Ms. prayer book; written and illuminated in Tours, France, ca. 1517.
Decoration: 132 miniatures; the narrative scenes overlapped in trompe-l'oeil by placards carrying the text and almost all framed by the Franciscan cordelière.
Artist: Master of Claude de France (named after this codex and a companion Book of Hours made for the queen, formerly in a private collection in Paris and now owned by the dealer Heribert Tenschert).
The master's identity has been tentatively linked to Eloi Tassart documented in Tours from 1517 to 1528 and called "painter of the queen" from 1521-1523. No works can be definitely ascribed to him however.

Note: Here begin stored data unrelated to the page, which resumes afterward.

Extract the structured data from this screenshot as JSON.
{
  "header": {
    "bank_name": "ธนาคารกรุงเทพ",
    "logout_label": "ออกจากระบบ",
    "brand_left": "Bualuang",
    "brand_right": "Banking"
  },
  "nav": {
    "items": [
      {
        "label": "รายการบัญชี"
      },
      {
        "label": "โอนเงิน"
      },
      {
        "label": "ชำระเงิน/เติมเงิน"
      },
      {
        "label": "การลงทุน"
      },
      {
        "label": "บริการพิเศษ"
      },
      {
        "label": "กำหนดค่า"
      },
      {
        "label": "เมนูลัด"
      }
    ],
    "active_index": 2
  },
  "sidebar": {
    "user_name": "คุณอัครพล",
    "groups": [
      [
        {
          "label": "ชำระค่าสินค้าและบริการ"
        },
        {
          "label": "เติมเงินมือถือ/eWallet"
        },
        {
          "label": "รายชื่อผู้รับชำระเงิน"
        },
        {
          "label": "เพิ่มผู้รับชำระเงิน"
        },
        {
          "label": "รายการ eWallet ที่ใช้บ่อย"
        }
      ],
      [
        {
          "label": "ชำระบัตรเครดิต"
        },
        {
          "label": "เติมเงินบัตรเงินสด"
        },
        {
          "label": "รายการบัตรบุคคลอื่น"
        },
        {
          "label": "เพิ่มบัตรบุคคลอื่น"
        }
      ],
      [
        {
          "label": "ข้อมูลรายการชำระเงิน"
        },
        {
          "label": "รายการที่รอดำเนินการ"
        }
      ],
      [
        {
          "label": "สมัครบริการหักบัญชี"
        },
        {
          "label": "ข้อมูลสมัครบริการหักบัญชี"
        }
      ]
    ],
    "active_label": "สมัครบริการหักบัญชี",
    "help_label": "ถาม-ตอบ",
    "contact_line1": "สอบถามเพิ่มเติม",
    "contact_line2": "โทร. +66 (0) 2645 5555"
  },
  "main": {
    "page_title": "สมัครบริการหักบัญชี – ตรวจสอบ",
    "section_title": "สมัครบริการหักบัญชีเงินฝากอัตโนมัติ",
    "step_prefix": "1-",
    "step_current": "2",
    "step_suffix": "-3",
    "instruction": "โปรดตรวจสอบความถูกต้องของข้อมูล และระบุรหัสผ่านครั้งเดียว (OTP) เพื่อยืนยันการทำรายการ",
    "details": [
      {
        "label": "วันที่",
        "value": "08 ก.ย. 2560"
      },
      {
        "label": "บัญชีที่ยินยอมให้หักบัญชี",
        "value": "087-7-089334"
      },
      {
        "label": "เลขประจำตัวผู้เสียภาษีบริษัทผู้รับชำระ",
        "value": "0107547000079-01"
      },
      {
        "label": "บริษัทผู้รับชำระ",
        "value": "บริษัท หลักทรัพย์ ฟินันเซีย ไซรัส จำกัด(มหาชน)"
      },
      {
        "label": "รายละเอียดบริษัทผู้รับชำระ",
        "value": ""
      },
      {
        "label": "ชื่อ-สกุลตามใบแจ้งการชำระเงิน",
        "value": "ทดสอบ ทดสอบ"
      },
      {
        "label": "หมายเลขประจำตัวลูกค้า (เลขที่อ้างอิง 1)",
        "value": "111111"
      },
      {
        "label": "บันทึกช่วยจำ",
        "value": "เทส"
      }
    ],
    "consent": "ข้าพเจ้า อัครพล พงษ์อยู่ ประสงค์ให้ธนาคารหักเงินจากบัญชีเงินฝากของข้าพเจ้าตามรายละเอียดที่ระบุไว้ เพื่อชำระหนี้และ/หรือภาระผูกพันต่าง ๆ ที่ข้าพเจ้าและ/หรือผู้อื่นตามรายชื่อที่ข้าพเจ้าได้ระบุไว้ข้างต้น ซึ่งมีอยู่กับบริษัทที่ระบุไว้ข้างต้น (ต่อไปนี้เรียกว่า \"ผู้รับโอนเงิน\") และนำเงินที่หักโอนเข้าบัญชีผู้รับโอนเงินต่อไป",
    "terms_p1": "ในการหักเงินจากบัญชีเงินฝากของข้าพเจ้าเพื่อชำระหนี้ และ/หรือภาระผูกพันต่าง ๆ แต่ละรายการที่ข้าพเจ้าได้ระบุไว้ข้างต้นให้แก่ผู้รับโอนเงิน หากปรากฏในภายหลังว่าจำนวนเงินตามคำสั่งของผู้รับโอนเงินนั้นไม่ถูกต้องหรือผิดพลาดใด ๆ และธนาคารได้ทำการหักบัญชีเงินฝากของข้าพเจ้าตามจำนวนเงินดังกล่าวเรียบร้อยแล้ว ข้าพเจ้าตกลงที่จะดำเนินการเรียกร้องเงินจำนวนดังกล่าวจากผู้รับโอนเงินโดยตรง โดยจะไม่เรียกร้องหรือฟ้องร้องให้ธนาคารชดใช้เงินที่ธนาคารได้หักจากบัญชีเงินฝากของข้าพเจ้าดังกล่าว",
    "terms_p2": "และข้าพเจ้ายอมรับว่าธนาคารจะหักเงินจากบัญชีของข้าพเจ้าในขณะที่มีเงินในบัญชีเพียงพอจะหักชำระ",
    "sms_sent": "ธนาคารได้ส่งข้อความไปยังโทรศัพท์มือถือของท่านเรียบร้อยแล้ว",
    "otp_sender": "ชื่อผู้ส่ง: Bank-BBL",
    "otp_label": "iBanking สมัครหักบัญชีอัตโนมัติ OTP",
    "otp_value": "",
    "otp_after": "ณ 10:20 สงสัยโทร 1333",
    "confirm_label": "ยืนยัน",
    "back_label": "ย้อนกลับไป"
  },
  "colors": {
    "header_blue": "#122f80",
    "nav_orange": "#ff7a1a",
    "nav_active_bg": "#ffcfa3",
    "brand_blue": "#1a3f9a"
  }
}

See R. Wieck, Miracles, p. 58.
A censor's notation was added in Spain in the 16th or 17th century on fol. 53v, " [sign of the cross] vistas licen[tia]tus Roche Inqui[s]i[to]r." See R. Wieck, Miracles, p. 24, 26, fig., 32.
Bookplate of Alexandre Paul Rosenberg designed by Pablo Picasso inside front cover.
Revised: 2016
Prayer book of Queen Claude de France
Claude de France prayer book
The Prayer Book of Claude de France is a tiny, jewel-like manuscript that was made for Claude (1499-1524) around 1517, the year she was crowned queen of France. Her coat of arms appears on three different folios. The book is richly illustrated: the borders of each leaf are painted, front and back, with 132 scenes from the lives of Christ, the Virgin Mary, and numerous saints. The manuscript and a companion Book of Hours also made for the queen (in a Swiss private collection) were illuminated by an artist who was given the nickname Master of Claude de France after these two volumes. Active in the French city of Tours during the first quarter of the sixteenth century, the artist worked in a style that can be characterized as the pinnacle of elegance. The colors of his delicate palette are applied in tiny, seemingly invisible brushstrokes. Only about a dozen manuscripts painted by the artist survive.
In 1514, at age fourteen, Claude de France was married to François d'Angoulême (1494-1547), who became King François I in 1515. The marriage was political: Claude was duchess of Brittany, a duchy the king wanted to keep under his control. Short and hunched, Claude still managed to provide seven children (her second son became King Henry II) in ten years of marriage before dying of exhaustion at age twenty-four.
The Prayer Book of Claude de France (MS M.1166) is the gift of Mrs. Alexandre P. Rosenberg in memory of her husband Alexandre Paul Rosenberg, 2008.